Bisogna però fare un passo indietro. Nel 2017 la “Moceri società agricola” (l’impresa a cui Lipani avrebbe sottratto più di 300 mila euro) è passata in confisca. Lipani ha cessato di essere l’amministratore giudiziario e l’Agenzia per i beni confiscati ha nominato due nuovi coadiutori. Il commercialista, però, ha continuato ad operare sul conto corrente. Nei mesi di maggio e giugno scorsi ha prelevato 32 mila euro in contanti, disposto in suo favore un bonifico da 91 mila euro, e ricevuto altri due pagamenti per 20 mila euro.
Lipani, troppo indaffarato a garantire i propri interessi, sostiene l’accusa, mentre gestiva le aziende affidategli prima dalla magistratura e poi dallo Stato, non si sarebbe accorto che Epifanio Agate continuava ad essere il dominus delle imprese del settore ittico.
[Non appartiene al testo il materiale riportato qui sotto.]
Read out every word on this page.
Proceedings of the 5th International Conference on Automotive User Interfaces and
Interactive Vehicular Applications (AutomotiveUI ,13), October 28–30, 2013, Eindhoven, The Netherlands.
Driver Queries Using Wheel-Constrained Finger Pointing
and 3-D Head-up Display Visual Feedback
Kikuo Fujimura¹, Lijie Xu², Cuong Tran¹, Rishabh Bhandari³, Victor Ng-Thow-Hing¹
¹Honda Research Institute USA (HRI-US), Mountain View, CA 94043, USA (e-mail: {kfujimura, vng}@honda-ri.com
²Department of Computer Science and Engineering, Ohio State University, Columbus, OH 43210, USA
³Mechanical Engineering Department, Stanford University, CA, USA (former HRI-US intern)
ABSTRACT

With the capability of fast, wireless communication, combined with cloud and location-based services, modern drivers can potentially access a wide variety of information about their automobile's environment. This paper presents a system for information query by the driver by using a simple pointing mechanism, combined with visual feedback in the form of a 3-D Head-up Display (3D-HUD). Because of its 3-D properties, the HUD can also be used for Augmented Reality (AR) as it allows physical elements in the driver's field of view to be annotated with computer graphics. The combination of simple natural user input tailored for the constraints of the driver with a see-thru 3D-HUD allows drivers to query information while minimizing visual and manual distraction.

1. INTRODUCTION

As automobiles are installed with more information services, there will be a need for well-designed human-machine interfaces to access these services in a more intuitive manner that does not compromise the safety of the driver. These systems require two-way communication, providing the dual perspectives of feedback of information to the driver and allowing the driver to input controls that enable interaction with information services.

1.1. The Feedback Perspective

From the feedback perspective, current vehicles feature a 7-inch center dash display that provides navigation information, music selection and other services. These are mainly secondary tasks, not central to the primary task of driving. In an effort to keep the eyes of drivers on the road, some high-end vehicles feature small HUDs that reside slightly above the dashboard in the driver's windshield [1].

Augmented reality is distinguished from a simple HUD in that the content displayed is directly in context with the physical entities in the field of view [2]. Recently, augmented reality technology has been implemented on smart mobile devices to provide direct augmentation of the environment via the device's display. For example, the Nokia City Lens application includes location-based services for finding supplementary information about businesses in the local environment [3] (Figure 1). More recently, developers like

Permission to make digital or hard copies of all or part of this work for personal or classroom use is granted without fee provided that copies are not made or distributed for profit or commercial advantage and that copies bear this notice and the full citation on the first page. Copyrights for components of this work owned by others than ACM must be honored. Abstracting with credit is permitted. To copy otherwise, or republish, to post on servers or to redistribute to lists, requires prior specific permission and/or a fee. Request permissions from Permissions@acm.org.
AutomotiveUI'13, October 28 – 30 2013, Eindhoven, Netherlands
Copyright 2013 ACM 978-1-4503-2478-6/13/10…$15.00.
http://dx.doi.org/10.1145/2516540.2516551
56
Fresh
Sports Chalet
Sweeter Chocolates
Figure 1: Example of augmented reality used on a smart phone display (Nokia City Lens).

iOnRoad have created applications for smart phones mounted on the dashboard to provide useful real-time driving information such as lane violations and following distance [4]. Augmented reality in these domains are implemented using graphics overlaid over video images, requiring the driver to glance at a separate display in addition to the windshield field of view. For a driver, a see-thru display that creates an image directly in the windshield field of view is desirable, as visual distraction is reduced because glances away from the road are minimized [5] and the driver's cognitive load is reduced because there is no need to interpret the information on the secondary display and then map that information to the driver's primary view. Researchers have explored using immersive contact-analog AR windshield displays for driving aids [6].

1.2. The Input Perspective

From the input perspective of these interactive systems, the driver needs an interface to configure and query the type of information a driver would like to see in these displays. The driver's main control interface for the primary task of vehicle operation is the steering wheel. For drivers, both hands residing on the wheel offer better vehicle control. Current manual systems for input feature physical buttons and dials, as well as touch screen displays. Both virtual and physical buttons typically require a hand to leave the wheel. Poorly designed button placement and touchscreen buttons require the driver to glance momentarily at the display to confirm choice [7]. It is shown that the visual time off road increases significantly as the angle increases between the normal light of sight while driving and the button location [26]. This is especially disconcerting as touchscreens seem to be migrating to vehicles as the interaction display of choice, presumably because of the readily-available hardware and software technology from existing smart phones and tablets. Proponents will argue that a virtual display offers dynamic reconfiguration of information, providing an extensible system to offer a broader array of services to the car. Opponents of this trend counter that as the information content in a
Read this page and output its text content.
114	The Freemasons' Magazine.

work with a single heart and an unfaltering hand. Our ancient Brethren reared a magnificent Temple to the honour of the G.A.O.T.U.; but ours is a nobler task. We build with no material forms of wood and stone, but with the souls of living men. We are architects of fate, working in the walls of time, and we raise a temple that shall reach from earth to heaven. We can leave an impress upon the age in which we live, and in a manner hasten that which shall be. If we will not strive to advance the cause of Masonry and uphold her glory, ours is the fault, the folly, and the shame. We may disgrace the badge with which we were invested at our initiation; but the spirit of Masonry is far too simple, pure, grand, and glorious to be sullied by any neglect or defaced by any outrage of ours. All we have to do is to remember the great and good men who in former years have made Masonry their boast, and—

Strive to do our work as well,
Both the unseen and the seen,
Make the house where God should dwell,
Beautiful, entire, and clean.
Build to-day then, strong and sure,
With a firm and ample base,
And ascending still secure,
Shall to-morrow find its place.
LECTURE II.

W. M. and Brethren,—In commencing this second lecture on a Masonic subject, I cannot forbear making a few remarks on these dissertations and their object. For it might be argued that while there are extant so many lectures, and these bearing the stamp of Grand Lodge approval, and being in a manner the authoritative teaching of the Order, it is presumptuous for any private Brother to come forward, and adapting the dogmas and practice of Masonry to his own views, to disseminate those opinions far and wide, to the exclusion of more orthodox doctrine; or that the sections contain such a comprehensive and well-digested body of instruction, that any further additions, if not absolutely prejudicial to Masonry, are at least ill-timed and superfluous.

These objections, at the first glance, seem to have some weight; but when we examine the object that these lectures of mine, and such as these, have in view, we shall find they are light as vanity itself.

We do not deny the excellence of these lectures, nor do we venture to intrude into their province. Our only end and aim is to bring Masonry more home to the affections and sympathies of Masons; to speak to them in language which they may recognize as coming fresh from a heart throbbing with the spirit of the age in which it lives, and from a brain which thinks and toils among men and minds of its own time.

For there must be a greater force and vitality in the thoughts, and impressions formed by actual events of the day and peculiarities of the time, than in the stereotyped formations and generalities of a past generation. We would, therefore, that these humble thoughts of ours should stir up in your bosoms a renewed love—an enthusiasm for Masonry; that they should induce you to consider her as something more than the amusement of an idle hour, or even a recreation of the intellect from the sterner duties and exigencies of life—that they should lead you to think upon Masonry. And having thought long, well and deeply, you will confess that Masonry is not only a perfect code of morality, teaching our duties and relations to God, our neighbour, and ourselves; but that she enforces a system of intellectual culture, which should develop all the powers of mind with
Era come se non fosse mai intervenuto il provvedimento della magistratura. Agate e la moglie si occupavano della compravendite di merce e incassavano i pagamenti in un magazzino a Mazara del Vallo che era sfuggito all’immissione in possesso.
Anche il magazzino era come se non esistesse. Ed invece vi veniva stoccata la merce senza che Lipani si fosse accorto di nulla. I commercianti, sentiti dagli investigatori, non lo hanno mai incontrato. Alcuni non sapevano neppure della sua esistenza. Sapevano, però, che l’azienda era stata sequestrata ad Agate, ma nessuno ha osato fare un passo indietro di fronte alle proposte commerciali del figlio del boss Mariano. Lipani avrebbe gestito male le aziende. Anche Silvana Saguto, il giudice dello scandalo, non si fidava del commercialista.